S. Zhou, Y.-B. Li, Y.-Y. Wang, Y. Zuo, S.-B. Gao, M. Li, L. Zhang
August 12, 2014
Hydroxyapatite/polyamide-66 (HA/PA66) composite scaffolds were prepared using injection-molding technique, and also analyzed by means of scanning electron microscopy (SEM), dynamic mechanical analysis (DMA), Fourier transform infrared spectroscopy (FTIR) and mechanical testing. Compared with common methods including solvent casting/particulate leaching, phase separation and so forth to fabricate scaffolds, this process is of a rapid and convenient manner. The increase of HA content can increase the stiffness of composite scaffolds accompanied by the reduction of impact strength, pore size and porosity. The storage modulus of composite scaffolds increases with increasing HA content and with decreasing porosity.
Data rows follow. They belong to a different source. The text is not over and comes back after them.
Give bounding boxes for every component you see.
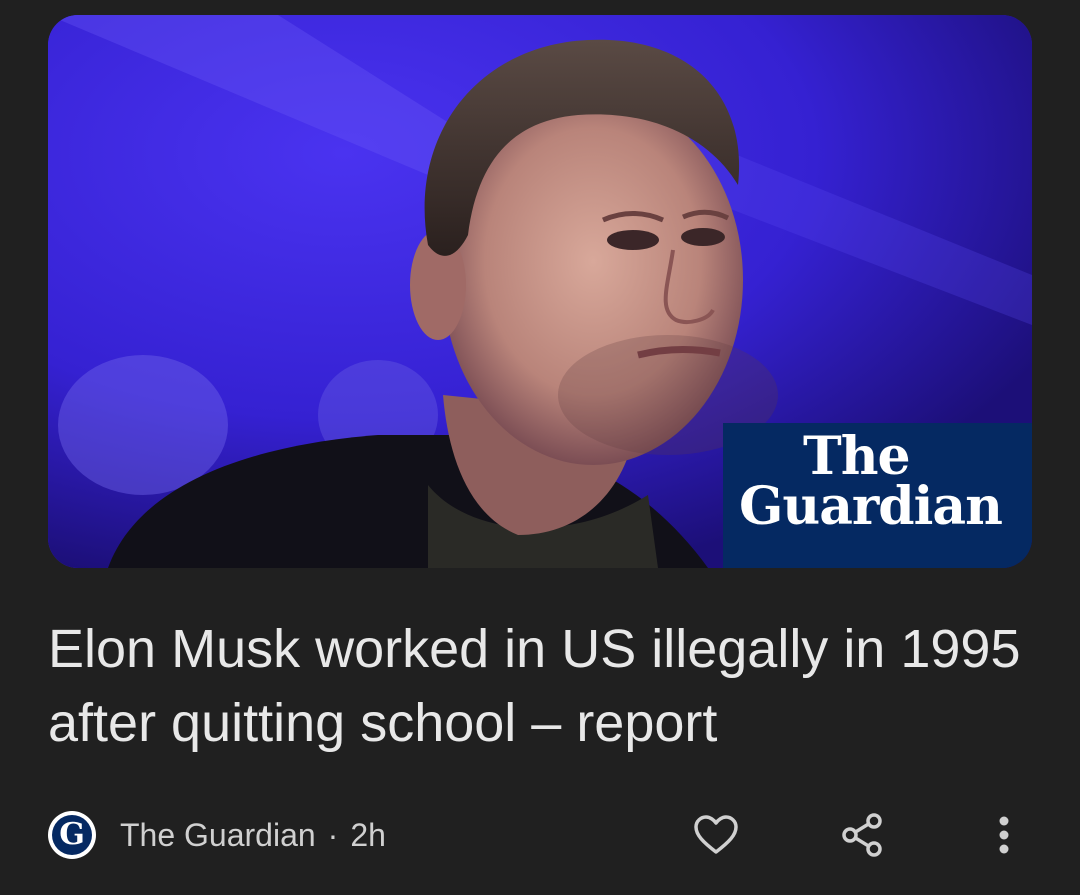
- news-card[interactable]: The Guardian Elon Musk worked in US ille…: [0, 0, 1080, 895]
- source-logo-icon[interactable]: G: [48, 811, 96, 859]
- more-vert-icon: [999, 816, 1009, 854]
- published-time: 2h: [350, 816, 386, 853]
- share-button[interactable]: [835, 808, 889, 862]
- article-meta: G The Guardian · 2h: [48, 810, 386, 860]
- heart-icon: [694, 815, 738, 854]
- share-icon: [842, 813, 882, 857]
- like-button[interactable]: [689, 808, 743, 862]
- guardian-logo: The Guardian: [723, 423, 1032, 568]
- source-logo-letter: G: [52, 815, 92, 855]
- article-headline[interactable]: Elon Musk worked in US illegally in 1995…: [48, 612, 1038, 760]
- article-image[interactable]: The Guardian: [48, 15, 1032, 568]
- logo-text-guardian: Guardian: [739, 476, 1003, 537]
- more-options-button[interactable]: [977, 808, 1031, 862]
- source-name[interactable]: The Guardian: [120, 817, 316, 854]
- meta-separator: ·: [327, 816, 339, 853]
The damping (tan δ) of PA66 decreases with the increase of HA content, and the α and β relaxation peaks of PA66 for the foamed HA/PA66 composites slightly shift to lower value, indicating that both HA and gas in the foamed HA/PA66 composites have an effect on the chain mobility of the polymer and the interaction between the polymer chains. The microstructure of the 30 wt% and 40 wt% HA/PA66 composite scaffolds with porosity more than 59 % and pore size ranging from 100 to 500 μm is similar to that of dry human trabecular bone. The obtained composite scaffolds with 30 wt% and 40 wt% HA have a compressive modulus of 232 to 443 MPa, and a compressive strength of 9.3 to 9.8 MPa, similar to or a little higher than those of trabecular bone, and close to those of the cancellous bone.